Through help from my parents and the careful examination of God’s Word, I saw my sin, and I saw what I needed to change in my actions and thoughts toward my friends. Love. I need to love them as Christ loves them. As Christ loves me. Forgiveness. I need to forgive them as Christ has forgiven me. If I am to be like Christ in everything, then I should not be hesitant to pour out forgiveness upon my friends. Christ forgave me of my vile sins against Him, an eternally holy God who loves me, by dying on a cross for my sins. So why should I be so hesitant to forgive a friend who has offended me? Here are some passages that have encouraged me, showed me my sin, and what I need to do to combat that sin. I have put off the sin, and now I put on Christ’s love, and forgiveness.

1 Corinthians 13:3-8a: 3 And if I give all my possessions to feed the poor, and if I surrender my body to be burned, but do not have love, it profits me nothing.4 Love is patient, love is kind and is not jealous; love does not brag and is not arrogant,5 does not act unbecomingly; it does not seek its own, is not provoked, does not take into account a wrong suffered,6 does not rejoice in unrighteousness, but rejoices in the truth; 7 bears all things, believes all things, hopes all things, endures all things. 8 Love never fails.

Romans 8:31-39 What then shall we say to these things? If God is for us, who is against us?32 He who did not spare His own Son, but delivered Him over for us all, how will He not also with Him freely give us all things?33 Who will bring a charge against God’s elect? God is the one who justifies;34 who is the one who condemns? Christ Jesus is He who died, yes, rather who was raised, who is at the right hand of God, who also intercedes for us.35 Who will separate us from the love of Christ? Will tribulation, or distress, or persecution, or famine, or nakedness, or peril, or sword?

36 Just as it is written,

“For Your sake we are being put to death all day long; We were considered as sheep to be slaughtered.”

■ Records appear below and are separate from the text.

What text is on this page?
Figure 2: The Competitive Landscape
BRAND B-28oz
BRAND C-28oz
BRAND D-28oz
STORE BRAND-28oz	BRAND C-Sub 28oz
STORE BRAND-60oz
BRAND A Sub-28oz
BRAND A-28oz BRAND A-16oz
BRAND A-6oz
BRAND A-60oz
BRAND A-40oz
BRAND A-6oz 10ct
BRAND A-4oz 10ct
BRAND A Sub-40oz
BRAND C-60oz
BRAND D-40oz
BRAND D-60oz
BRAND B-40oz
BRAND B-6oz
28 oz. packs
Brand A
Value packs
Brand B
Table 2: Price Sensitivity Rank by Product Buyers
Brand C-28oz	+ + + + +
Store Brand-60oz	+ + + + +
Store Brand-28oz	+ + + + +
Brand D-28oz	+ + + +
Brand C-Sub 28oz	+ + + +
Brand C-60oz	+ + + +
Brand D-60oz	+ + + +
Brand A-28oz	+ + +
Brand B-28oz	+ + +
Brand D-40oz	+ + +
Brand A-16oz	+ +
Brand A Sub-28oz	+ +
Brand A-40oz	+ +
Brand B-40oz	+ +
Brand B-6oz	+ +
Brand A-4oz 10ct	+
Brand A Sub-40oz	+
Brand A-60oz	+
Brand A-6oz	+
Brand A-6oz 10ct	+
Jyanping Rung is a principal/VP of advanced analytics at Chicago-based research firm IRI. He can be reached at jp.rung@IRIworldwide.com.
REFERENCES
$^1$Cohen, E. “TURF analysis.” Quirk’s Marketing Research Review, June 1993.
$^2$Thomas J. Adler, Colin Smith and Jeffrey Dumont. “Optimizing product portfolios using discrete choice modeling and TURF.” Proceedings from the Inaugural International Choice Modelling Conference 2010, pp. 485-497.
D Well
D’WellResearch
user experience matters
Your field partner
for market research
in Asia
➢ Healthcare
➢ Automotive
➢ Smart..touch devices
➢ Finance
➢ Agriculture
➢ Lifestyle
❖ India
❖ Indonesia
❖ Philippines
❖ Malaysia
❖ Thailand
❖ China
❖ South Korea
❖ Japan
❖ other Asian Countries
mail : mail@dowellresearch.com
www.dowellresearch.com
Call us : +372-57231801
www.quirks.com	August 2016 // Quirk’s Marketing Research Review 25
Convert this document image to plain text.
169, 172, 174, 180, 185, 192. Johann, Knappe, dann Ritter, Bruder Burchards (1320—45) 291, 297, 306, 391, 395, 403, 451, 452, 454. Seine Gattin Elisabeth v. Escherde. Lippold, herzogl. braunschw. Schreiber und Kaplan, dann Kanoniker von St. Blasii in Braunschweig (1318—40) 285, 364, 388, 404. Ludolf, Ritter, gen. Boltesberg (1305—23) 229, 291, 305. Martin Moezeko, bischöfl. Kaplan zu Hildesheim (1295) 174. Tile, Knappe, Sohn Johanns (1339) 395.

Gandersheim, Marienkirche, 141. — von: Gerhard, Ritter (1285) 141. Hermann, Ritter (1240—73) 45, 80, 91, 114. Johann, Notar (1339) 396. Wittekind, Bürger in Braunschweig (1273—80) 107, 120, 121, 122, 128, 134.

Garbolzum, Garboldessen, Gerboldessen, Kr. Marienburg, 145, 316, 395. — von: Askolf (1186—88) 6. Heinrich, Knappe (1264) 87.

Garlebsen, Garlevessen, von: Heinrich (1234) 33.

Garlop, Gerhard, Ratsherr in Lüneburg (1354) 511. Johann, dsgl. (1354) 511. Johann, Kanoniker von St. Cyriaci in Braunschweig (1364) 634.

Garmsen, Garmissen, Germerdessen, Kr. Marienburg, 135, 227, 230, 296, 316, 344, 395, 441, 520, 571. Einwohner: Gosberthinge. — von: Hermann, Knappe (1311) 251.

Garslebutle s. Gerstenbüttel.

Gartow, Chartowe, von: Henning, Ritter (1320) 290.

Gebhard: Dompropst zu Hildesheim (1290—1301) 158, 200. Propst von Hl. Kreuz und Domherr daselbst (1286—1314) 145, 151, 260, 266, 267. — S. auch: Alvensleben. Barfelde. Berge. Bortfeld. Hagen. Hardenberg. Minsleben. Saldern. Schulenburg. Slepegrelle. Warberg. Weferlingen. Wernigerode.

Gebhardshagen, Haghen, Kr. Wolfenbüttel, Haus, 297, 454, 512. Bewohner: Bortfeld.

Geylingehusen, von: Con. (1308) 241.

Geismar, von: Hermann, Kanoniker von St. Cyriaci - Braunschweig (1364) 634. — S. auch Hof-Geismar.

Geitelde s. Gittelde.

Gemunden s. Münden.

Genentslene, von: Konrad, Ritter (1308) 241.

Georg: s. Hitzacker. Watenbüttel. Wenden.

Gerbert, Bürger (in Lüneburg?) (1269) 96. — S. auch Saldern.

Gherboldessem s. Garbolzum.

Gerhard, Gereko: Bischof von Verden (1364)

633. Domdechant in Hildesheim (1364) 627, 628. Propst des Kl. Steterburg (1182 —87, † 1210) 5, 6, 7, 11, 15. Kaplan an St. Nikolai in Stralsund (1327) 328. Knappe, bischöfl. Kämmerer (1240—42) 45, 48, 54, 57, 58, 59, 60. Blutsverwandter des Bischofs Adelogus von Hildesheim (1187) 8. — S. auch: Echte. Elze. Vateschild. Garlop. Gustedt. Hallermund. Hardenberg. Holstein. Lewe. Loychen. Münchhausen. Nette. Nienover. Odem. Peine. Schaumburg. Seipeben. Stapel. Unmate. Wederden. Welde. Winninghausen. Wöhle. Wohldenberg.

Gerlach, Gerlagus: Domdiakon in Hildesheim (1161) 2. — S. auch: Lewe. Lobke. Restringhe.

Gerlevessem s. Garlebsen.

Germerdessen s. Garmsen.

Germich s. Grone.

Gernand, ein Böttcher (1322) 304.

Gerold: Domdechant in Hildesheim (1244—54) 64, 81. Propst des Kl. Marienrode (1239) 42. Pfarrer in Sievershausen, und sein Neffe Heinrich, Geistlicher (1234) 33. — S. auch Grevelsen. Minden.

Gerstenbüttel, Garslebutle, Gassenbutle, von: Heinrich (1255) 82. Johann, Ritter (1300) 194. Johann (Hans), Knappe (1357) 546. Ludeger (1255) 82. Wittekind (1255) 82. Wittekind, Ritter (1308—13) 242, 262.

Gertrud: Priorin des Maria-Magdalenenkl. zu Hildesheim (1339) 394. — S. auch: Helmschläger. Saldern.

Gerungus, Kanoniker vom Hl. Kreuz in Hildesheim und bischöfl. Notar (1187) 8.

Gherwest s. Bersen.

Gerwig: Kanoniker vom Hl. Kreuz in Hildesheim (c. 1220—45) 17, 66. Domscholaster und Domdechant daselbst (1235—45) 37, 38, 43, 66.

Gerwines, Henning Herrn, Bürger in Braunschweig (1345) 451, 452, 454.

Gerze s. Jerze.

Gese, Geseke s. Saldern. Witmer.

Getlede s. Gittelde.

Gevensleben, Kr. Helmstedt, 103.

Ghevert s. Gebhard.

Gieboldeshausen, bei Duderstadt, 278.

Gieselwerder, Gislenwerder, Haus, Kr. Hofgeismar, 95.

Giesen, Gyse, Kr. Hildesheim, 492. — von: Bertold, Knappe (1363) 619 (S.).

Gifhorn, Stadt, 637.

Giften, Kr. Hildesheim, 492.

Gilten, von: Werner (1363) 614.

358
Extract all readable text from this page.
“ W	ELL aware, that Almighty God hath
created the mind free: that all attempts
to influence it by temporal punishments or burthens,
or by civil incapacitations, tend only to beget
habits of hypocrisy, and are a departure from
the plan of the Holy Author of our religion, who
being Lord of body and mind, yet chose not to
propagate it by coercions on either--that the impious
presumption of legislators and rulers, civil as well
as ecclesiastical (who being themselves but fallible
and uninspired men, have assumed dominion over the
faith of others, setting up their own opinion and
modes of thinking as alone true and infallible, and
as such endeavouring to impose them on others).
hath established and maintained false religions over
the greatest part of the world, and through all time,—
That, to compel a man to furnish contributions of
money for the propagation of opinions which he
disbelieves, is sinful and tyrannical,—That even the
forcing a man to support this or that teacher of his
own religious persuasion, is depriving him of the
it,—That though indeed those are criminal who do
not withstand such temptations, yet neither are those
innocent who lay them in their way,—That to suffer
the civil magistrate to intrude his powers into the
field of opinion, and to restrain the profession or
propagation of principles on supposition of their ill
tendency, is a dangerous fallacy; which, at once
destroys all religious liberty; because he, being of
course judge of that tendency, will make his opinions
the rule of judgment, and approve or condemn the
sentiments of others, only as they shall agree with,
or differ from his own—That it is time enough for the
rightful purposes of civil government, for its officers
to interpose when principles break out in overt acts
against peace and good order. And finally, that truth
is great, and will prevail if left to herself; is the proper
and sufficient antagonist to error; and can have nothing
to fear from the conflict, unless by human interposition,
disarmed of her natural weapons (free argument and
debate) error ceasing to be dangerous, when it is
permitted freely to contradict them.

37 But in all these things we overwhelmingly conquer through Him who loved us.38 For I am convinced that neither death, nor life, nor angels, nor principalities, nor things present, nor things to come, nor powers,39 nor height, nor depth, nor any other created thing, will be able to separate us from the love of God, which is in Christ Jesus our Lord.

Colossians 3:12-14 12 So, as those who have been chosen of God, holy and beloved, put on a heart of compassion, kindness, humility, gentleness and patience;13 bearing with one another, and forgiving each other, whoever has a complaint against anyone; just as the Lord forgave you, so also should you.14 Beyond all these things put on love, which is the perfect bond of unity.

I pray that you who are reading will examine yourself according to the Scripture here, and that you will be able to see through the Lord where you have failed, and where you have done well. If you have failed, repent, and pursue Christ’s righteousness, love, and forgiveness. If you have succeeded in these things, rejoice, give the glory to God, and continue to excel still more.